I grinned. His wife was a lucky woman.

He gestured toward the river. “My pole’s over there. Mind if we go sit for a bit? Don’t want to lose my pole if some rascal takes off with it.”

“Or I can continue my walk,” I said. “Leave you to it.”

“Nah … I’d enjoy the company. My own thoughts tend to be a bit boring if I sit with them too long.”

I followed him back to the river. He insisted I take the small camp chair he’d brought while he stood.

“You did a good job getting him to realize what he was doing,” Mason said. “I was a bit worried you weren’t going to manage to talk him down, so I was coming to help you out. But you did just fine.”

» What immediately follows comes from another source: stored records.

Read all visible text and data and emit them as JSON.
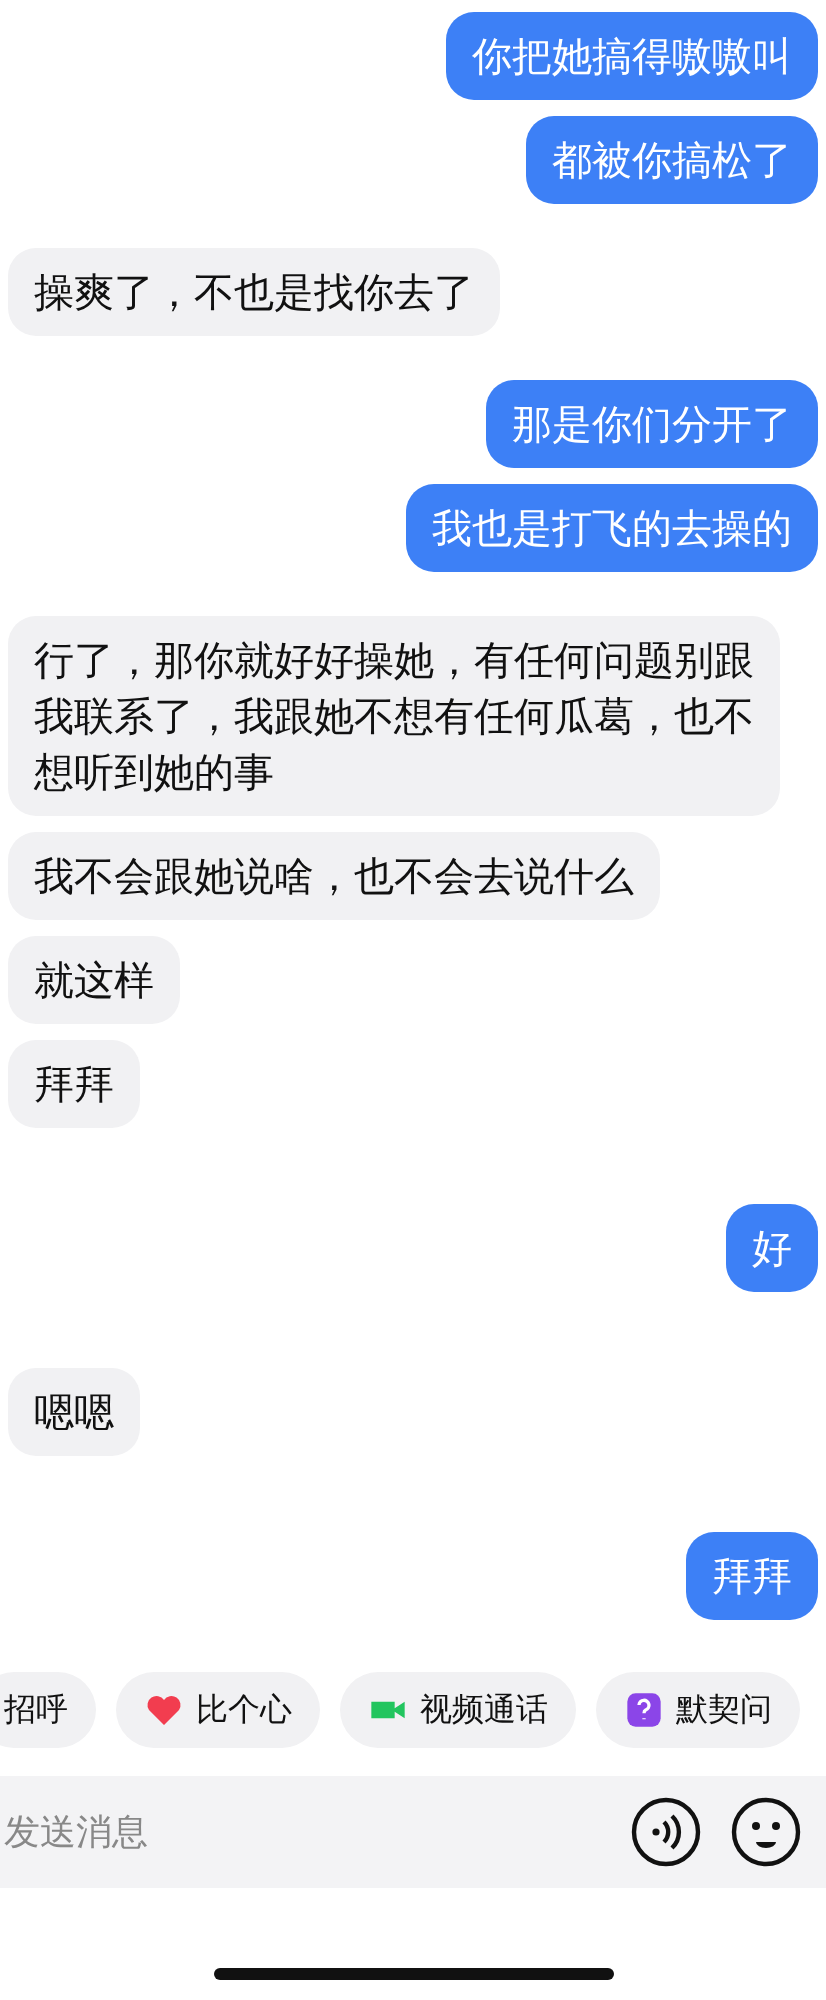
{
  "messages": [
    {
      "kind": "outgoing",
      "text": "你把她搞得嗷嗷叫"
    },
    {
      "kind": "outgoing",
      "text": "都被你搞松了"
    },
    {
      "kind": "incoming",
      "text": "操爽了，不也是找你去了"
    },
    {
      "kind": "outgoing",
      "text": "那是你们分开了"
    },
    {
      "kind": "outgoing",
      "text": "我也是打飞的去操的"
    },
    {
      "kind": "incoming",
      "text": "行了，那你就好好操她，有任何问题别跟我联系了，我跟她不想有任何瓜葛，也不想听到她的事"
    },
    {
      "kind": "incoming",
      "text": "我不会跟她说啥，也不会去说什么"
    },
    {
      "kind": "incoming",
      "text": "就这样"
    },
    {
      "kind": "incoming",
      "text": "拜拜"
    },
    {
      "kind": "outgoing",
      "text": "好"
    },
    {
      "kind": "incoming",
      "text": "嗯嗯"
    },
    {
      "kind": "outgoing",
      "text": "拜拜"
    }
  ],
  "quick_replies": [
    {
      "kind": "text",
      "label": "招呼"
    },
    {
      "kind": "heart",
      "label": "比个心"
    },
    {
      "kind": "video",
      "label": "视频通话"
    },
    {
      "kind": "question",
      "label": "默契问"
    }
  ],
  "input": {
    "placeholder": "发送消息"
  }
}
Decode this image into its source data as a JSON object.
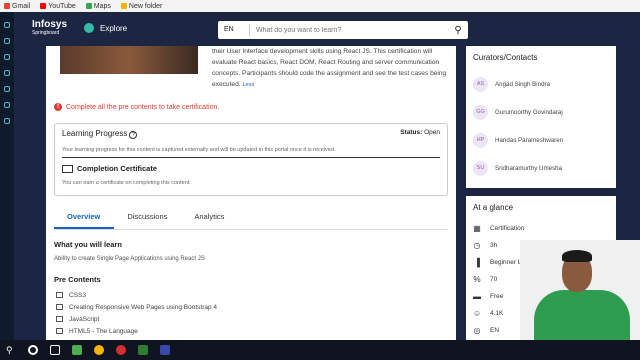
{
  "bookmarks": [
    "Gmail",
    "YouTube",
    "Maps",
    "New folder"
  ],
  "nav": {
    "logo": "Infosys",
    "logo_sub": "Springboard",
    "explore": "Explore",
    "lang": "EN",
    "search_placeholder": "What do you want to learn?"
  },
  "description": {
    "text": "their User Interface development skills using React JS. This certification will evaluate React basics, React DOM, React Routing and server communication concepts. Participants should code the assignment and see the test cases being executed.",
    "less": "Less"
  },
  "warning": "Complete all the pre contents to take certification.",
  "progress": {
    "title": "Learning Progress",
    "status_label": "Status:",
    "status_value": "Open",
    "note": "Your learning progress for this content is captured externally and will be updated in this portal once it is received.",
    "cert_title": "Completion Certificate",
    "cert_note": "You can earn a certificate on completing this content."
  },
  "tabs": [
    "Overview",
    "Discussions",
    "Analytics"
  ],
  "learn": {
    "title": "What you will learn",
    "text": "Ability to create Single Page Applications using React JS"
  },
  "pre": {
    "title": "Pre Contents",
    "items": [
      "CSS3",
      "Creating Responsive Web Pages using Bootstrap 4",
      "JavaScript",
      "HTML5 - The Language"
    ]
  },
  "curators": {
    "title": "Curators/Contacts",
    "people": [
      {
        "initials": "AS",
        "name": "Angad Singh Bindra"
      },
      {
        "initials": "GG",
        "name": "Gurumoorthy Govindaraj"
      },
      {
        "initials": "HP",
        "name": "Haridas Parameshwaren"
      },
      {
        "initials": "SU",
        "name": "Sridharamurthy Umesha"
      }
    ]
  },
  "glance": {
    "title": "At a glance",
    "rows": [
      {
        "icon": "grid-icon",
        "label": "Certification"
      },
      {
        "icon": "clock-icon",
        "label": "3h"
      },
      {
        "icon": "level-icon",
        "label": "Beginner Level"
      },
      {
        "icon": "percent-icon",
        "label": "70"
      },
      {
        "icon": "wallet-icon",
        "label": "Free"
      },
      {
        "icon": "people-icon",
        "label": "4.1K"
      },
      {
        "icon": "globe-icon",
        "label": "EN"
      }
    ]
  },
  "colors": {
    "nav_bg": "#1c2541",
    "accent": "#1565c0",
    "warn": "#e53935"
  }
}
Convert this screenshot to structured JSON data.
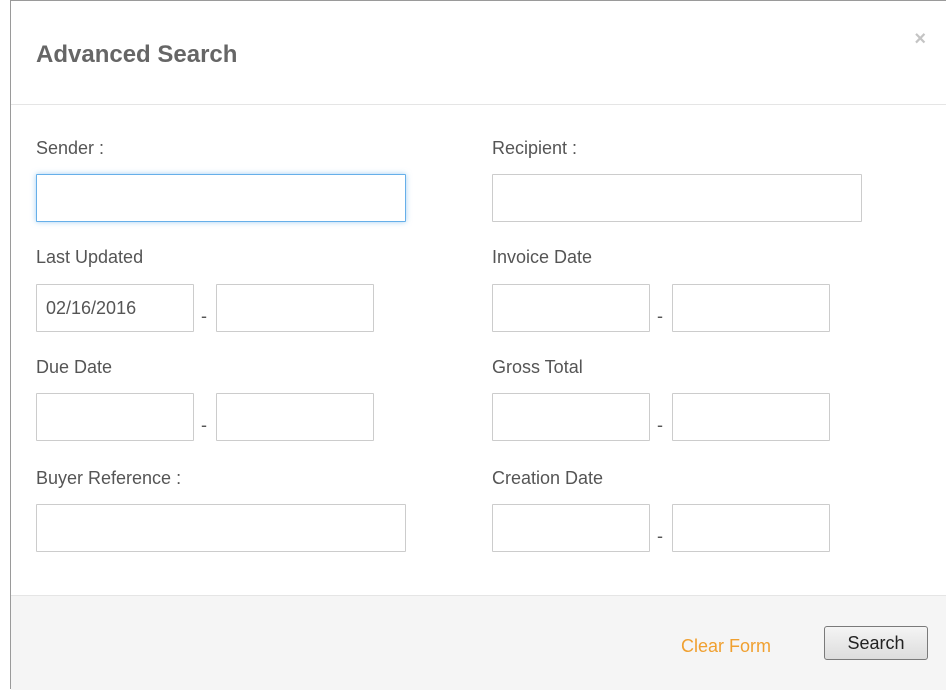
{
  "modal": {
    "title": "Advanced Search",
    "close_symbol": "×",
    "close_icon": "close-icon"
  },
  "form": {
    "sender": {
      "label": "Sender :",
      "value": ""
    },
    "recipient": {
      "label": "Recipient :",
      "value": ""
    },
    "last_updated": {
      "label": "Last Updated",
      "from": "02/16/2016",
      "to": ""
    },
    "invoice_date": {
      "label": "Invoice Date",
      "from": "",
      "to": ""
    },
    "due_date": {
      "label": "Due Date",
      "from": "",
      "to": ""
    },
    "gross_total": {
      "label": "Gross Total",
      "from": "",
      "to": ""
    },
    "buyer_reference": {
      "label": "Buyer Reference :",
      "value": ""
    },
    "creation_date": {
      "label": "Creation Date",
      "from": "",
      "to": ""
    },
    "range_separator": "-"
  },
  "footer": {
    "clear_label": "Clear Form",
    "search_label": "Search"
  },
  "colors": {
    "link": "#f0a030",
    "focus": "#66afe9",
    "title": "#666666"
  }
}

“Thanks,” I said. “I have no idea why I did that. It’s very unlike me.”

“Non-confrontational?”

“As much as possible. Although I feel like I’ve done more of it since I’ve come back to Montana.”

“Oh? Where were you before?” Mason pulled in his line and cast again, the line arcing back, then forward, before drifting to the surface of the water like a dragonfly settling down.

“You’re very good,” I said. “You must have been doing this a long time.”

“Only since my wife died about ten years ago. That’s when I finally figured out life wasn’t as long as I’d always thought it was. I’d planned on having more time. Besides, I told myself, people were fighting for the job I had.”

“What was that?” He must have remarried after his wife died.